С признанием точности и неизменности догматических формул, научное раскрытие содержания догматов ни мало не исключалось, а только получало более правильное и сообразное с существом дела направление. Разум по прежнему мог раскрывать содержание веры, но уже не мог по своему произволу искажать и колебать его, потому что в неизменной формуле вера приобретала себе прочное ручательство от всяких покушений на её точность и истинность со стороны человеческой любознательности. Здесь можно было рассуждать только в пределах непосредственной веры, как она выражена догматическими формулами, — так что хранение буквы является действительным условием хранения смысла.
Но в то время, когда св. Григорий писал свои догматические трактаты, многие догматы еще не были заключены в строго определенные формулы, а некоторые и совсем еще не были раскрыты. Чем же должен был руководиться христианский богослов при исследовании этих догматов и вообще всех догматических вопросов, которые не были решены вселенскою церковию? Прямого ответа на этот вопрос у св. Григория нет, — но в первой книге против Евномия он мимоходом высказал такую мысль: „пока догматы благочестия еще не были приведены в известность, может быть, тогда менее было бы опасно отважиться на нововведение“ [156]. Хотя мысль здесь выражена довольно нерешительно, однако можно, кажется, думать, что по отношению к нерешенным церковию догматическим вопросам св. Григорий допускал некоторую свободу исследования. За это, по крайней мере, говорит его собственная свобода в исследовании эсхатологических вопросов.
4. План догматической системы св. Григория Нисского.

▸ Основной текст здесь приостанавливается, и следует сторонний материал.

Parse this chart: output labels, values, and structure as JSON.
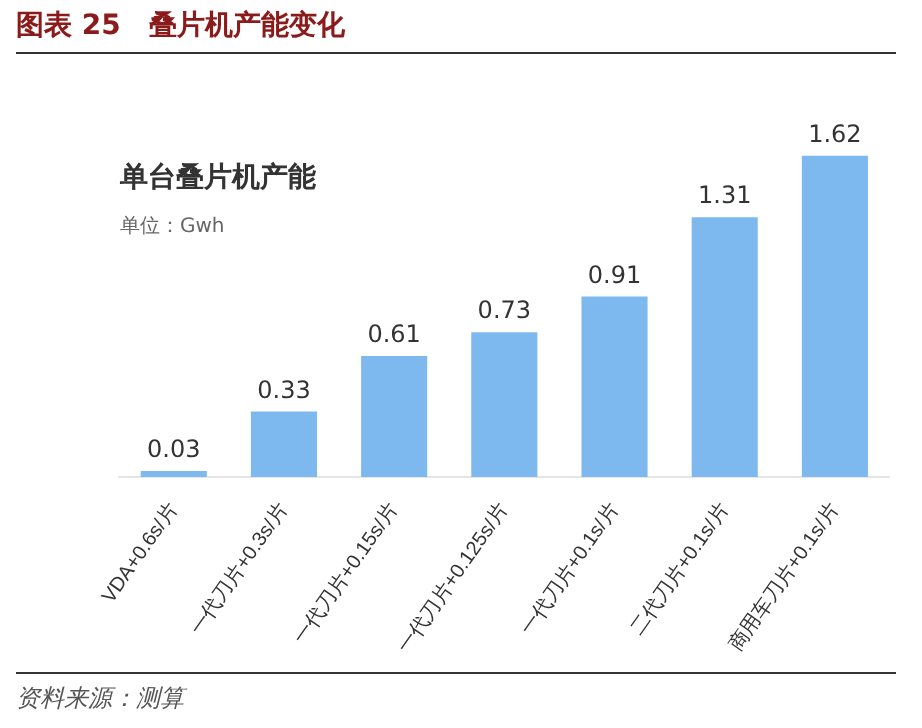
{
  "chart_data": {
    "type": "bar",
    "title": "图表 25　叠片机产能变化",
    "subtitle": "单台叠片机产能",
    "ylabel": "单位：Gwh",
    "categories": [
      "VDA+0.6s/片",
      "一代刀片+0.3s/片",
      "一代刀片+0.15s/片",
      "一代刀片+0.125s/片",
      "一代刀片+0.1s/片",
      "二代刀片+0.1s/片",
      "商用车刀片+0.1s/片"
    ],
    "values": [
      0.03,
      0.33,
      0.61,
      0.73,
      0.91,
      1.31,
      1.62
    ],
    "color": "#7db9ee",
    "data_labels": true,
    "relative": false,
    "grid": false,
    "legend": false,
    "annotations": [
      "资料来源：测算"
    ]
  }
}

Выше было замечено, что св. Григорий постоянно прилагал термин δόγμα ко всем вообще теоретическим истинам христианства, открытым в св. писании и хранимым в церкви Христовой. Теперь нужно частнее отметить, какие именно истины христианского откровения у него называются именем догматов.
В прологе к своему Великому Катехизису, говоря о заблуждении язычников, св. Григорий предлагает примерное рассуждение, при помощи которого можно было бы привести язычника — политеиста к признанию истины единства Божия, — и называет эту истину δόγμα [157]. Так же называет он в разных местах своих творений и христианское учение о богопознании [158], о непостижимости Божественной сущности [159], о свойствах Божества [160] и троичности Божеских Лиц [161]. Следовательно, учение о Боге, во всех его частных пунктах, по представлению св. Григория, есть учение догматическое. Рядом с учением о Боге св. Григорий определяет, как догматическое, и учение о проявлениях божественной деятельности в мире и человечестве. Он называет „догматом великим и сокровенным“ учение о творении мира [162], „догматом великим и возвышенным“ — учение об особенном достоинстве человеческой природы [163]; он определяет, как догматическое, учение о грехопадении людей и о спасении их через Иисуса Христа [164]. Учение о воплощении Сына Божия для спасения согрешивших людей он чаще всего называет „таинством“ (μυστηριον), иногда „таинством благочестия“ (το μυστηριον της ευσεβείας). а иногда просто „догматом“ (δόγμα) [165]. Те же именования прилагает он и к учению о крещении, именуя его и „таинством возрождения“ (το μυστήριον τής άναγεννήσεως) и догматом [166]. Наконец, он излагает догматическое учение о загробном бытии, о всеобщем воскресении и о будущей блаженной жизни людей [167].
164
In. cant. hom. ΧΠ, op. t I, col. 1020 B. Сontra Eunom. lib. XII., op. t. II, col. 925 C.